@atjson/source-html
v0.41.6
Published
Create atjson documents from HTML
Downloads
1,283
Keywords
Readme
🧭 @atjson/source-html
The HTML source turns an HTML document into an annotated document, with the raw HTML source as the text, and all the tags (and attributes) as annotations.
This source can be used to parse and convert HTML pages into another form of markup, like markdown. The snippet of code to do this is:
import HTMLSource from "@atjson/source-html";
import CommonMarkRenderer from "@atjson/renderer-commonmark";
import OffsetSource from "@atjson/offset-annotations";
function htmlToMarkdown(html: string) {
return CommonMarkRenderer.render(
HTMLSource.fromRaw(html).convertTo(OffsetSource)
);
}
🔮 Insights into your HTML
The HTML source is particularly useful to take HTML and be able to modernize it into a rich experience, for example. We've taken a complex static / JS rendered webpage and turned it into a React application using atjson at Condé Nast as an example of how powerful this can be.

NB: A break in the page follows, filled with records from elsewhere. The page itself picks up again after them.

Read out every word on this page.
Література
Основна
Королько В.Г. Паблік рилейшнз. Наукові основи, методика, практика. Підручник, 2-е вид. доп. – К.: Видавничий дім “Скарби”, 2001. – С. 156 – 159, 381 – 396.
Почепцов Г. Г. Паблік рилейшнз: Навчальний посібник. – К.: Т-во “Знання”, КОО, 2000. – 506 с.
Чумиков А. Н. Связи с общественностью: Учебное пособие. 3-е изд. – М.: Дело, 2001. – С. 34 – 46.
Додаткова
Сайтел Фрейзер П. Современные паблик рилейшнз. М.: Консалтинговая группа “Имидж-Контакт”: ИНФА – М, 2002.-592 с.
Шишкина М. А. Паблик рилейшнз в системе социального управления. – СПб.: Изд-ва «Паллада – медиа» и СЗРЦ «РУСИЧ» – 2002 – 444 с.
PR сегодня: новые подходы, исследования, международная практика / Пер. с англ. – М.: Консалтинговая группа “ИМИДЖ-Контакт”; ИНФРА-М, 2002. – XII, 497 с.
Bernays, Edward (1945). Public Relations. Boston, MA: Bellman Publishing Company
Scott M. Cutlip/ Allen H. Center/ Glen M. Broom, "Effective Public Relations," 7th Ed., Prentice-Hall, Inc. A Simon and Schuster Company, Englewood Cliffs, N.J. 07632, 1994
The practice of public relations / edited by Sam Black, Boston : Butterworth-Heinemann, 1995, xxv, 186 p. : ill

💁♂️ How Annotations are generated
We dynamically generate the HTML annotations for this package directly from the WHATWG HTML spec. To regenerate the annotations for this source, run the script in scripts/generate-annotations.js
:
node ./scripts/generate-annotations.js
This will regenerate all files in the annotations directory, so beware! Any manual changes can and probably will be overridden by this script in the future, as the HTML spec evolves over time.